Last December, EU leaders agreed on an extra 700 billion EUR to be added to the bloc’s multi-year budget as a stimulus, called the COVID recovery fund. This averages 1,500 EUR per resident and nearly 20-times as much as just paying more for quick access to one of the leading vaccines. As of February 27th, the EU’s vaccination rate stands at a meager 7.2 shots per 100 residents: 3.6% of what’s required to immunize the entire population. Looking to the Levant, Israel is already at 92 jabs per 100 people.
Even if the EU would pay a whopping 250 EUR per dose and 500 EUR per resident, it would end up paying merely a third of what’s being earmarked for the recovery fund.
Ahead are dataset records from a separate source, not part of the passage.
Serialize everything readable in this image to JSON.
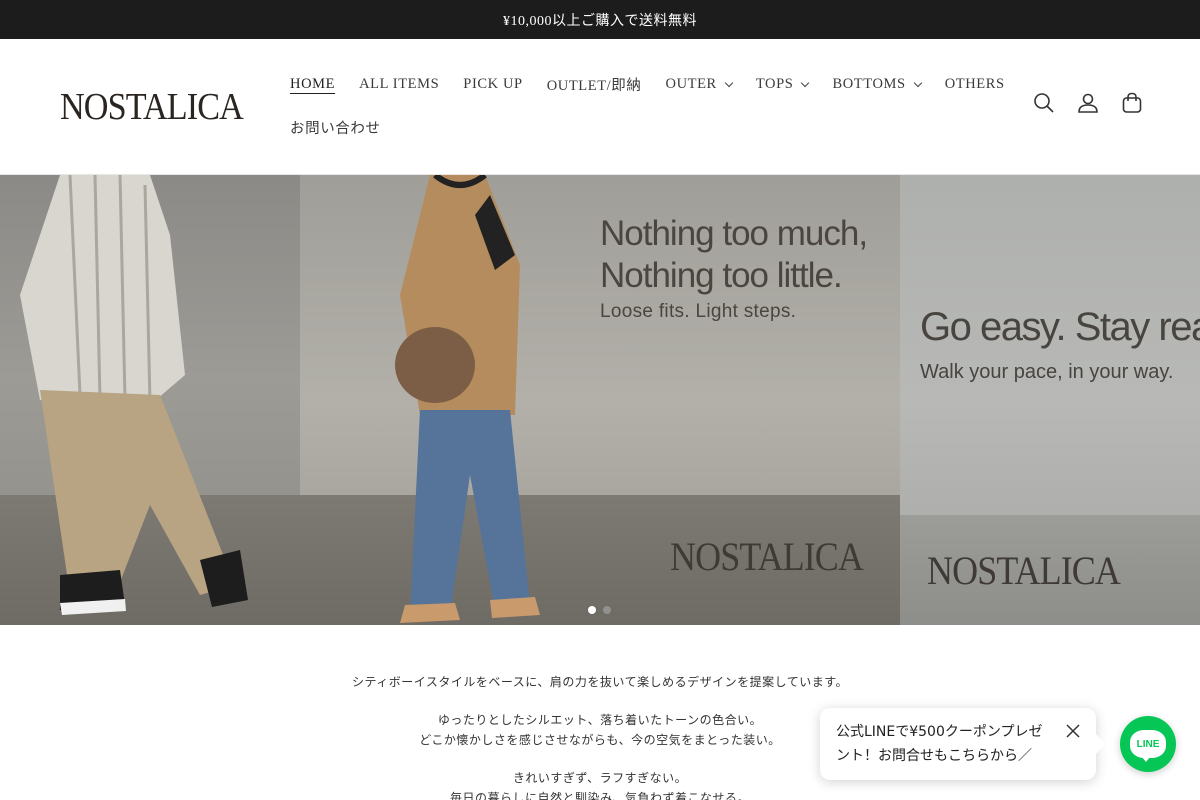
{
  "announcement": {
    "text": "¥10,000以上ご購入で送料無料"
  },
  "header": {
    "logo": "NOSTALICA",
    "nav_row1": [
      {
        "label": "HOME",
        "active": true,
        "dropdown": false
      },
      {
        "label": "ALL ITEMS",
        "active": false,
        "dropdown": false
      },
      {
        "label": "PICK UP",
        "active": false,
        "dropdown": false
      },
      {
        "label": "OUTLET/即納",
        "active": false,
        "dropdown": false
      },
      {
        "label": "OUTER",
        "active": false,
        "dropdown": true
      },
      {
        "label": "TOPS",
        "active": false,
        "dropdown": true
      },
      {
        "label": "BOTTOMS",
        "active": false,
        "dropdown": true
      },
      {
        "label": "OTHERS",
        "active": false,
        "dropdown": false
      }
    ],
    "nav_row2": [
      {
        "label": "お問い合わせ",
        "active": false,
        "dropdown": false
      }
    ],
    "icons": [
      "search-icon",
      "account-icon",
      "cart-icon"
    ]
  },
  "hero": {
    "slide_mid": {
      "headline_line1": "Nothing too much,",
      "headline_line2": "Nothing too little.",
      "subline": "Loose fits. Light steps.",
      "brand": "NOSTALICA"
    },
    "slide_right": {
      "headline": "Go easy. Stay real.",
      "subline": "Walk your pace, in your way.",
      "brand": "NOSTALICA"
    },
    "dots": {
      "count": 2,
      "active_index": 0
    }
  },
  "intro": {
    "line1": "シティボーイスタイルをベースに、肩の力を抜いて楽しめるデザインを提案しています。",
    "line2": "ゆったりとしたシルエット、落ち着いたトーンの色合い。",
    "line3": "どこか懐かしさを感じさせながらも、今の空気をまとった装い。",
    "line4": "きれいすぎず、ラフすぎない。",
    "line5": "毎日の暮らしに自然と馴染み、気負わず着こなせる。"
  },
  "line_popup": {
    "text": "公式LINEで¥500クーポンプレゼント！お問合せもこちらから／",
    "button_label": "LINE"
  },
  "colors": {
    "announcement_bg": "#1c1c1c",
    "line_green": "#06c755",
    "text": "#222222"
  }
}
Would it not be more ethical to quickly access as many vaccines as possible, give producers and suppliers a huge incentive to ramp up manufacturing capacities, and immunize the population at record speed? Instead, the EU and its member states focus on continuing furloughing schemes, missing tax revenues, prolonging lockdowns, crippling economic activity, and (the most tragic of all) prolonging human suffering during this pandemic.
When we reflect back on these events, we should not be surprised if those countries that used sought a low price as the key success factor in vaccine negotiations will be served a much higher bill than countries that saw high volumes and quick access to vaccines as the key performance indicator for successful vaccine negotiations.